As far as the WEP is concerned, I think I saw over on the SS site that 30 years of work in the US is the point at which you are no longer subject to the WEP. (Congratulations!)

It would be lovely if you happened to have kept your payslips from when you worked in the UK - or at least have some record of whatever taxpayer or social insurance number you may have had while working there. However, you should be able to contact the UK retirement agency and request a "work history" as they have it. That will help you figure out whether or not you have a pension due you, and in what amount. (And obviously, the more information - like those taxpayer numbers - you can provide, the quicker and easier the process will go.)
Cheers,
Bev


----------



## BBCWatcher (Dec 28, 2012)

Bevdeforges said:


> ....I think I saw over on the SS site that 30 years of work in the US is the point at which you are no longer subject to the WEP. (Congratulations!)

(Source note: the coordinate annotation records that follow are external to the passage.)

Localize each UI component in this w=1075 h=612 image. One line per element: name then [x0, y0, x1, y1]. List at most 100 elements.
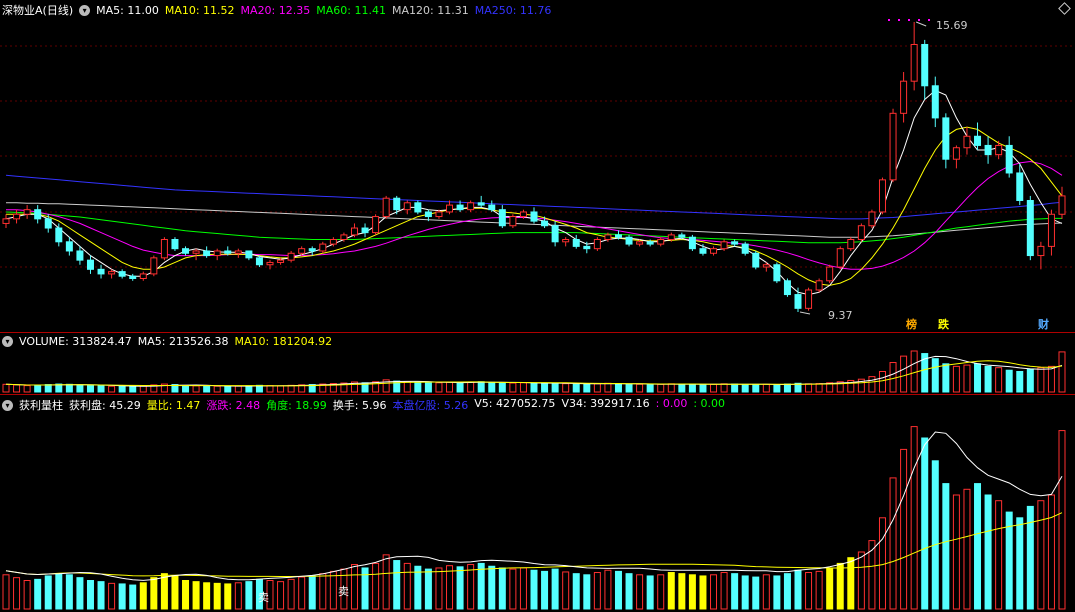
candle	[826, 264, 834, 284]
volume-bar	[593, 383, 601, 393]
volume-bar	[182, 385, 190, 393]
candle-body	[477, 202, 485, 206]
profit-volume-bar	[488, 565, 496, 610]
volume-bar	[667, 383, 675, 393]
signal-dot	[888, 19, 890, 21]
candle-body	[942, 117, 950, 160]
candle	[752, 250, 760, 270]
volume-bar	[446, 381, 454, 393]
profit-volume-bar	[868, 540, 876, 610]
low-pointer	[799, 311, 811, 315]
volume-bar	[97, 385, 105, 393]
profit-volume-bar	[2, 574, 10, 610]
volume-bar	[878, 371, 886, 393]
profit-volume-bar	[477, 562, 485, 610]
candle-body	[329, 239, 337, 245]
candle-body	[667, 234, 675, 240]
candle	[2, 214, 10, 229]
profit-volume-bar	[234, 582, 242, 610]
candle-body	[583, 245, 591, 250]
profit-volume-bar	[889, 477, 897, 610]
candle	[361, 223, 369, 238]
profit-volume-bar	[583, 574, 591, 610]
candle-body	[308, 248, 316, 252]
candlestick-chart[interactable]	[0, 0, 1075, 332]
profit-volume-bar	[129, 584, 137, 610]
volume-bar	[266, 385, 274, 393]
candle	[847, 237, 855, 251]
indicator-header: ▾ 获利量柱 获利盘: 45.29 量比: 1.47 涨跌: 2.48 角度: 18.9…	[2, 397, 725, 413]
indicator-chart[interactable]	[0, 395, 1075, 612]
candle	[805, 287, 813, 311]
candle	[1037, 241, 1045, 270]
profit-volume-bar	[1047, 494, 1055, 610]
volume-bar	[530, 382, 538, 393]
candle	[266, 260, 274, 270]
candle-body	[572, 239, 580, 247]
profit-volume-bar	[372, 562, 380, 610]
candle-body	[23, 209, 31, 215]
ma-legend-item-1: MA10: 11.52	[164, 3, 235, 17]
candle	[34, 205, 42, 224]
profit-volume-bar	[572, 573, 580, 610]
profit-volume-bar	[44, 575, 52, 610]
indicator-legend-item-4: 角度: 18.99	[266, 399, 327, 412]
volume-bar	[699, 384, 707, 393]
volume-bar	[805, 383, 813, 393]
volume-bar	[44, 384, 52, 393]
candle-body	[55, 227, 63, 243]
profit-volume-bar	[446, 565, 454, 610]
profit-volume-bar	[287, 578, 295, 610]
indicator-legend-item-2: 量比: 1.47	[146, 399, 201, 412]
price-panel[interactable]: 深物业A(日线) ▾ MA5: 11.00 MA10: 11.52 MA20: 12…	[0, 0, 1075, 333]
candle-body	[963, 135, 971, 149]
profit-volume-bar	[509, 568, 517, 610]
high-price-label: 15.69	[936, 19, 968, 32]
settings-circle-icon[interactable]: ▾	[79, 4, 91, 16]
candle	[1058, 186, 1066, 219]
candle	[287, 250, 295, 263]
volume-bar	[657, 383, 665, 393]
profit-volume-bar	[224, 583, 232, 610]
volume-bar	[2, 383, 10, 393]
profit-volume-bar	[530, 569, 538, 610]
volume-bar	[1047, 365, 1055, 393]
profit-volume-bar	[963, 488, 971, 610]
candle	[963, 127, 971, 155]
volume-legend-item-2: MA10: 181204.92	[234, 335, 333, 348]
profit-volume-bar	[414, 565, 422, 610]
volume-bar	[1016, 371, 1024, 393]
candle	[984, 136, 992, 164]
candle	[509, 214, 517, 229]
candle	[868, 209, 876, 229]
profit-volume-bar	[192, 581, 200, 610]
indicator-panel[interactable]: ▾ 获利量柱 获利盘: 45.29 量比: 1.47 涨跌: 2.48 角度: 18.9…	[0, 395, 1075, 612]
indicator-legend-item-8: V34: 392917.16	[561, 397, 650, 410]
candle	[118, 269, 126, 279]
candle	[1026, 195, 1034, 261]
volume-bar	[741, 384, 749, 393]
indicator-legend-item-0: 获利量柱	[19, 399, 63, 412]
volume-bar	[688, 383, 696, 393]
indicator-legend-item-10: : 0.00	[693, 397, 726, 410]
candle-body	[731, 241, 739, 245]
candle	[308, 246, 316, 256]
profit-volume-bar	[329, 570, 337, 610]
candle	[1016, 163, 1024, 206]
candle	[477, 195, 485, 208]
volume-panel[interactable]: ▾ VOLUME: 313824.47 MA5: 213526.38 MA10: 1…	[0, 333, 1075, 395]
candle	[783, 278, 791, 297]
low-price-label: 9.37	[828, 309, 853, 322]
settings-circle-icon[interactable]: ▾	[2, 336, 13, 347]
volume-bar	[192, 385, 200, 393]
candle	[900, 72, 908, 123]
volume-bar	[889, 362, 897, 393]
profit-volume-bar	[667, 572, 675, 610]
volume-bar	[245, 385, 253, 393]
candle-body	[118, 271, 126, 277]
candle	[446, 200, 454, 215]
profit-volume-bar	[23, 580, 31, 610]
candle-body	[657, 239, 665, 245]
settings-circle-icon[interactable]: ▾	[2, 399, 13, 411]
volume-bar	[129, 386, 137, 393]
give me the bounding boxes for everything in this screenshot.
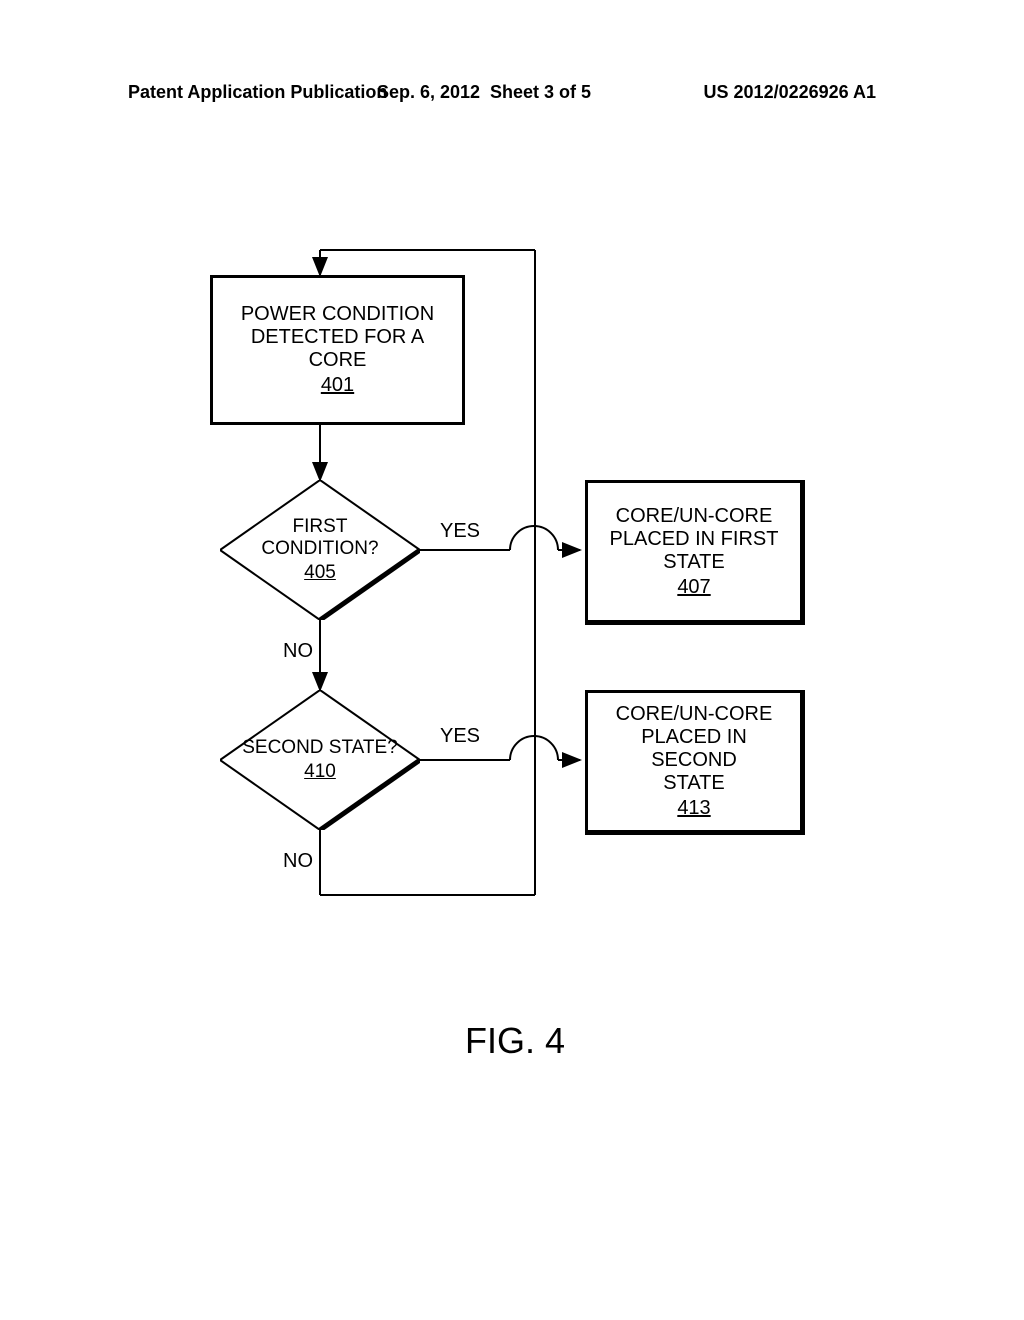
sheet-number: Sheet 3 of 5 bbox=[490, 82, 591, 103]
step-413-line2: PLACED IN SECOND bbox=[596, 726, 792, 772]
decision-405-text: FIRST CONDITION? 405 bbox=[220, 480, 420, 620]
decision-405-ref: 405 bbox=[304, 562, 336, 584]
publication-date: Sep. 6, 2012 bbox=[377, 82, 480, 103]
decision-410-yes-label: YES bbox=[440, 725, 480, 748]
step-413: CORE/UN-CORE PLACED IN SECOND STATE 413 bbox=[585, 690, 805, 835]
decision-405-yes-label: YES bbox=[440, 520, 480, 543]
decision-405-no-label: NO bbox=[283, 640, 313, 663]
decision-405-line2: CONDITION? bbox=[261, 538, 378, 560]
step-401-ref: 401 bbox=[321, 374, 354, 397]
step-407-line2: PLACED IN FIRST bbox=[610, 528, 779, 551]
decision-410-line1: SECOND STATE? bbox=[242, 737, 398, 759]
figure-label: FIG. 4 bbox=[465, 1020, 565, 1062]
step-407-line3: STATE bbox=[663, 551, 724, 574]
publication-number: US 2012/0226926 A1 bbox=[704, 82, 876, 103]
decision-410-ref: 410 bbox=[304, 761, 336, 783]
step-401: POWER CONDITION DETECTED FOR A CORE 401 bbox=[210, 275, 465, 425]
flowchart-arrows bbox=[0, 0, 1024, 1320]
decision-410-no-label: NO bbox=[283, 850, 313, 873]
step-401-line1: POWER CONDITION bbox=[241, 303, 434, 326]
step-413-ref: 413 bbox=[677, 797, 710, 820]
step-407-ref: 407 bbox=[677, 576, 710, 599]
page-container: Patent Application Publication Sep. 6, 2… bbox=[0, 0, 1024, 1320]
step-413-line1: CORE/UN-CORE bbox=[616, 703, 773, 726]
step-407: CORE/UN-CORE PLACED IN FIRST STATE 407 bbox=[585, 480, 805, 625]
decision-410-text: SECOND STATE? 410 bbox=[220, 690, 420, 830]
step-413-line3: STATE bbox=[663, 772, 724, 795]
decision-410: SECOND STATE? 410 bbox=[220, 690, 420, 830]
publication-type: Patent Application Publication bbox=[128, 82, 387, 103]
step-407-line1: CORE/UN-CORE bbox=[616, 505, 773, 528]
step-401-line2: DETECTED FOR A CORE bbox=[221, 326, 454, 372]
decision-405-line1: FIRST bbox=[293, 516, 348, 538]
decision-405: FIRST CONDITION? 405 bbox=[220, 480, 420, 620]
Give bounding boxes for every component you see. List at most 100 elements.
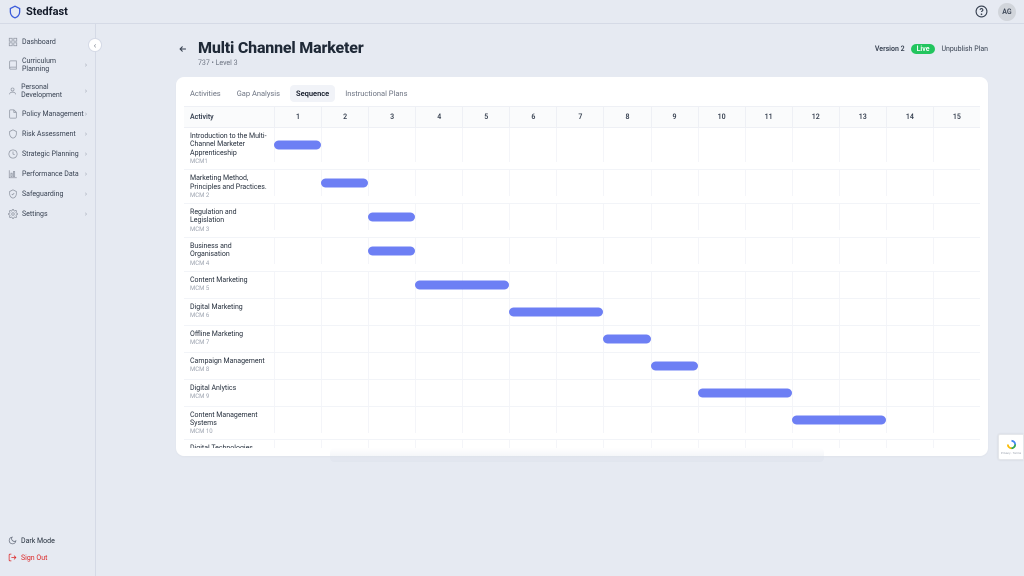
chevron-right-icon: › — [85, 150, 87, 158]
nav-icon — [8, 86, 17, 96]
activity-title: Regulation and Legislation — [190, 208, 268, 225]
column-header: 6 — [509, 107, 556, 127]
sidebar-item-curriculum-planning[interactable]: Curriculum Planning› — [0, 52, 95, 78]
sidebar-nav: DashboardCurriculum Planning›Personal De… — [0, 24, 95, 526]
nav-label: Policy Management — [22, 110, 84, 118]
nav-icon — [8, 60, 18, 70]
gantt-bar[interactable] — [321, 179, 368, 188]
activity-row: Marketing Method, Principles and Practic… — [184, 170, 980, 204]
activity-title: Content Management Systems — [190, 411, 268, 428]
brand-name: Stedfast — [26, 5, 68, 18]
nav-label: Curriculum Planning — [22, 57, 85, 73]
back-button[interactable] — [176, 42, 190, 56]
gantt-bar[interactable] — [368, 212, 415, 221]
sign-out-button[interactable]: Sign Out — [0, 549, 95, 566]
column-header: 12 — [792, 107, 839, 127]
sidebar-item-policy-management[interactable]: Policy Management› — [0, 104, 95, 124]
column-header: 3 — [368, 107, 415, 127]
activity-row: Introduction to the Multi-Channel Market… — [184, 128, 980, 170]
chevron-right-icon: › — [85, 87, 87, 95]
nav-icon — [8, 169, 18, 179]
sidebar-item-risk-assessment[interactable]: Risk Assessment› — [0, 124, 95, 144]
nav-label: Safeguarding — [22, 190, 63, 198]
moon-icon — [8, 536, 17, 545]
user-avatar[interactable]: AG — [998, 3, 1016, 21]
sign-out-label: Sign Out — [21, 554, 47, 562]
activity-title: Business and Organisation — [190, 242, 268, 259]
chevron-right-icon: › — [85, 61, 87, 69]
nav-icon — [8, 37, 18, 47]
tab-gap-analysis[interactable]: Gap Analysis — [231, 85, 286, 102]
gantt-bar[interactable] — [368, 246, 415, 255]
nav-icon — [8, 149, 18, 159]
recaptcha-badge[interactable]: Privacy · Terms — [998, 434, 1024, 460]
activity-title: Introduction to the Multi-Channel Market… — [190, 132, 268, 157]
tab-activities[interactable]: Activities — [184, 85, 227, 102]
sidebar-item-dashboard[interactable]: Dashboard — [0, 32, 95, 52]
unpublish-plan-link[interactable]: Unpublish Plan — [941, 45, 988, 53]
gantt-bar[interactable] — [792, 415, 886, 424]
activity-row: Business and OrganisationMCM 4 — [184, 238, 980, 272]
gantt-bar[interactable] — [415, 280, 509, 289]
activity-column-header: Activity — [184, 107, 274, 127]
page-subtitle: 737 • Level 3 — [198, 59, 363, 67]
column-header: 4 — [415, 107, 462, 127]
activity-code: MCM1 — [190, 158, 268, 165]
nav-icon — [8, 129, 18, 139]
nav-label: Performance Data — [22, 170, 79, 178]
nav-label: Risk Assessment — [22, 130, 76, 138]
help-button[interactable] — [972, 3, 990, 21]
chevron-right-icon: › — [85, 170, 87, 178]
gantt-bar[interactable] — [603, 334, 650, 343]
activity-title: Offline Marketing — [190, 330, 268, 338]
nav-icon — [8, 109, 18, 119]
nav-icon — [8, 209, 18, 219]
activity-title: Digital Technologies — [190, 444, 268, 448]
tab-instructional-plans[interactable]: Instructional Plans — [339, 85, 413, 102]
column-header: 1 — [274, 107, 321, 127]
activity-title: Campaign Management — [190, 357, 268, 365]
activity-code: MCM 3 — [190, 226, 268, 233]
tab-bar: ActivitiesGap AnalysisSequenceInstructio… — [184, 85, 980, 106]
sequence-card: ActivitiesGap AnalysisSequenceInstructio… — [176, 77, 988, 456]
activity-title: Marketing Method, Principles and Practic… — [190, 174, 268, 191]
activity-row: Digital AnlyticsMCM 9 — [184, 380, 980, 407]
nav-label: Strategic Planning — [22, 150, 79, 158]
column-header: 10 — [698, 107, 745, 127]
column-header: 8 — [603, 107, 650, 127]
chevron-right-icon: › — [85, 190, 87, 198]
sidebar-item-strategic-planning[interactable]: Strategic Planning › — [0, 144, 95, 164]
activity-code: MCM 8 — [190, 366, 268, 373]
sidebar-item-settings[interactable]: Settings› — [0, 204, 95, 224]
chevron-right-icon: › — [85, 210, 87, 218]
column-header: 15 — [933, 107, 980, 127]
column-header: 7 — [556, 107, 603, 127]
brand-logo-icon — [8, 5, 22, 19]
sidebar-item-safeguarding[interactable]: Safeguarding › — [0, 184, 95, 204]
activity-code: MCM 10 — [190, 428, 268, 435]
gantt-bar[interactable] — [698, 388, 792, 397]
dark-mode-toggle[interactable]: Dark Mode — [0, 532, 95, 549]
column-header: 2 — [321, 107, 368, 127]
sidebar-collapse-button[interactable]: ‹ — [88, 38, 102, 52]
activity-row: Content Management SystemsMCM 10 — [184, 407, 980, 441]
activity-title: Content Marketing — [190, 276, 268, 284]
activity-code: MCM 7 — [190, 339, 268, 346]
sidebar-item-performance-data[interactable]: Performance Data › — [0, 164, 95, 184]
status-badge: Live — [911, 44, 936, 54]
column-header: 9 — [651, 107, 698, 127]
page-title: Multi Channel Marketer — [198, 38, 363, 57]
activity-title: Digital Marketing — [190, 303, 268, 311]
tab-sequence[interactable]: Sequence — [290, 85, 335, 102]
chevron-right-icon: › — [85, 110, 87, 118]
gantt-bar[interactable] — [274, 141, 321, 150]
dark-mode-label: Dark Mode — [21, 537, 55, 545]
sidebar-item-personal-development[interactable]: Personal Development› — [0, 78, 95, 104]
column-header: 11 — [745, 107, 792, 127]
gantt-bar[interactable] — [651, 361, 698, 370]
gantt-bar[interactable] — [509, 307, 603, 316]
sign-out-icon — [8, 553, 17, 562]
activity-title: Digital Anlytics — [190, 384, 268, 392]
nav-label: Personal Development — [21, 83, 85, 99]
nav-label: Dashboard — [22, 38, 56, 46]
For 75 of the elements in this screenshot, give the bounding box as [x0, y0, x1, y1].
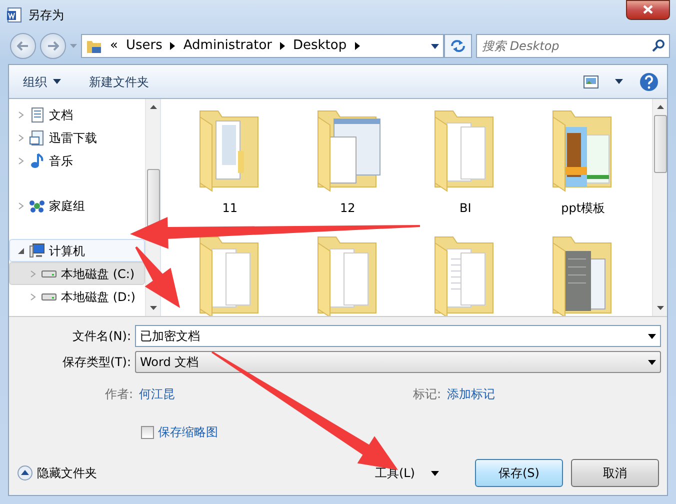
new-folder-button[interactable]: 新建文件夹	[83, 70, 155, 92]
collapse-icon	[17, 465, 33, 481]
breadcrumb[interactable]: Desktop	[293, 36, 347, 56]
view-icon[interactable]	[583, 74, 599, 88]
down-arrow-icon	[150, 306, 156, 310]
chevron-icon[interactable]	[354, 42, 360, 50]
close-icon	[643, 4, 653, 14]
breadcrumb[interactable]: Administrator	[183, 36, 272, 56]
right-arrow-icon	[47, 41, 59, 51]
caret-icon	[431, 470, 439, 476]
folder-item[interactable]: BI	[406, 107, 524, 227]
organize-menu[interactable]: 组织	[17, 70, 67, 92]
scrollbar-thumb[interactable]	[654, 115, 666, 173]
network-icon	[29, 198, 45, 214]
nav-item[interactable]: 计算机	[9, 239, 145, 262]
folder-item[interactable]: 11	[171, 107, 289, 227]
close-button[interactable]	[626, 0, 670, 20]
nav-item[interactable]: 迅雷下载	[9, 126, 145, 149]
refresh-button[interactable]	[444, 34, 472, 58]
caret-icon	[53, 79, 61, 84]
left-arrow-icon	[17, 41, 29, 51]
expand-icon[interactable]	[18, 134, 25, 142]
expand-icon[interactable]	[18, 110, 25, 118]
caret-icon[interactable]	[615, 79, 623, 84]
search-icon	[652, 39, 665, 52]
nav-item[interactable]: 本地磁盘 (D:)	[9, 285, 145, 308]
address-bar[interactable]: « Users Administrator Desktop	[81, 34, 444, 58]
document-icon	[29, 106, 45, 122]
scrollbar-thumb[interactable]	[146, 169, 160, 227]
up-arrow-icon	[150, 105, 156, 109]
music-note-icon	[29, 152, 45, 168]
down-arrow-icon	[656, 306, 664, 310]
hide-folders-button[interactable]: 隐藏文件夹	[17, 464, 97, 482]
folder-item[interactable]: ppt模板	[524, 107, 642, 227]
back-button[interactable]	[10, 33, 36, 59]
up-arrow-icon	[656, 105, 664, 109]
checkbox[interactable]	[141, 426, 154, 438]
dropdown-icon	[648, 334, 656, 338]
chevron-icon[interactable]	[170, 42, 176, 50]
nav-item[interactable]: 本地磁盘 (C:)	[9, 262, 145, 285]
help-icon[interactable]	[639, 72, 659, 92]
expand-icon[interactable]	[18, 156, 25, 164]
cancel-button[interactable]: 取消	[571, 459, 659, 487]
field-label: 保存类型(T):	[61, 354, 131, 371]
author-value[interactable]: 何江昆	[139, 385, 176, 403]
author-label: 作者:	[105, 386, 134, 403]
checkbox-label[interactable]: 保存缩略图	[158, 423, 218, 441]
add-tags-link[interactable]: 添加标记	[447, 385, 496, 403]
expand-icon[interactable]	[30, 292, 37, 300]
file-type-dropdown[interactable]: Word 文档	[135, 351, 661, 373]
search-field[interactable]: 搜索 Desktop	[476, 34, 670, 58]
breadcrumb[interactable]: Users	[126, 36, 162, 56]
nav-item[interactable]: 文档	[9, 103, 145, 126]
window-title: 另存为	[28, 7, 64, 24]
breadcrumb-overflow[interactable]: «	[110, 36, 118, 56]
scrollbar[interactable]	[652, 99, 667, 316]
expand-icon[interactable]	[18, 202, 25, 210]
tags-label: 标记:	[413, 386, 442, 403]
forward-button[interactable]	[40, 33, 66, 59]
download-folder-icon	[29, 130, 45, 146]
filename-field[interactable]: 已加密文档	[135, 325, 661, 347]
nav-item[interactable]: 音乐	[9, 149, 145, 172]
folder-item[interactable]: 12	[288, 107, 406, 227]
collapse-icon[interactable]	[18, 246, 25, 254]
folder-icon	[86, 38, 102, 54]
computer-icon	[29, 242, 45, 258]
expand-icon[interactable]	[30, 270, 37, 278]
document-icon	[6, 7, 22, 23]
chevron-icon[interactable]	[280, 42, 285, 50]
field-label: 文件名(N):	[72, 328, 131, 345]
nav-item[interactable]: 家庭组	[9, 194, 145, 217]
save-button[interactable]: 保存(S)	[475, 459, 563, 487]
refresh-icon	[450, 39, 466, 53]
dropdown-icon	[648, 360, 656, 364]
dropdown-icon[interactable]	[431, 44, 439, 48]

It's 30 years of "substantial" earnings. The champagne can go on ice but don't pop the cork yet.


----------



## Bevdeforges (Nov 16, 2007)

BBCWatcher said:


> It's 30 years of "substantial" earnings. The champagne can go on ice but don't pop the cork yet.


"Substantial" meaning basically that you've worked full time at a "real" job, which it sounds like the OP has done. Though basically, there's nothing you can do at this point about the WEP, so just nice to know that he's in the area where it may not be a "problem."
Cheers,
Bev


----------



## BBCWatcher (Dec 28, 2012)

Bevdeforges said:


> "Substantial" meaning basically that you've worked full time at a "real" job, which it sounds like the OP has done.


No, it's a bit more than that, and I don't assume. There are millions of people who work full-time jobs who wouldn't meet the "substantial" level. For reference, "substantial" meant a minimum of $22,050 in 2015. That figure is thousands above what a full-time worker would earn with a U.S. federal minimum wage job assuming 2000 hours per year.

Champagne on ice, cork not popped.


----------